O ensino é uma coisa maravilhosa. É uma pena assistirmos em nosso país, diariamente, o assassinato das escolas, dos professores e, em última análise, de nossa língua. É divertido andar pelas ruas e ver placas engraçadas, escritas de maneira errada, o problema é que não são somente estas placas de rua que estão repletas de erros gramaticais e ortográficos. Representações escritas e assinadas por advogados, livros escritos por médicos, manuais escritos por profissionais de diferentes áreas, chegam às nossas mãos todos os dias recheados de erros crassos e inaceitáveis. É claro que não podemos esperar que os profissionais de outras áreas sejam brilhantes em português, mas aceitar que cometam um homicídio doloso cada vez que escrevem é inaceitávelx. Somos revisoras. Nosso trabalho é revisar e orientar escritores, e gostamos de fazê-lo. Mas é fundamental que medidas sejam tomadas no sentido de melhorar o nível de nossos professores e do ensino como um todo.
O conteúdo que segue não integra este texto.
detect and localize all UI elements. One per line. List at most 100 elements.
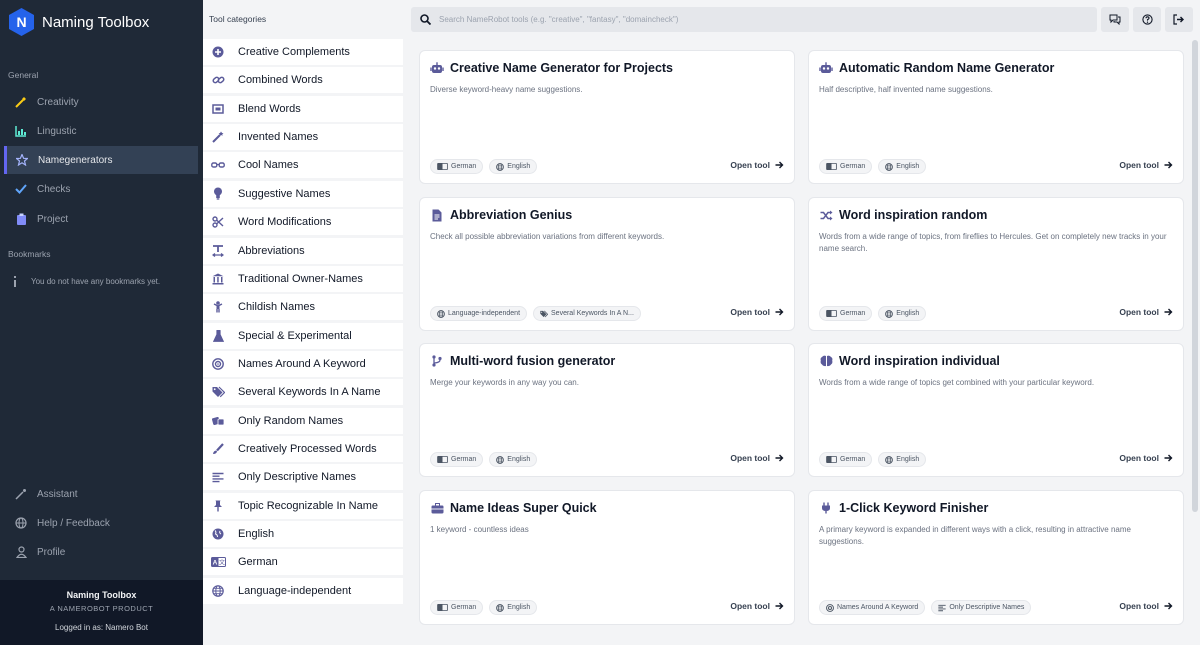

Melhores salários, uma avaliação mais rígida, maior comprometimento dos pais em relação ao ensino de seus filhos, uma parceria mais forte entre pais e professores, maior coragem dos pais em dizer a seus filhos – Não, seu professor está certo. Você está errado! (se for o caso, é claro). Tudo isso poderá ajudar a melhorar o nível de nossos alunos, a formar professores e outros profissionais mais preparados. A nossa vida pode ser melhor, imagine a de nossos filhos?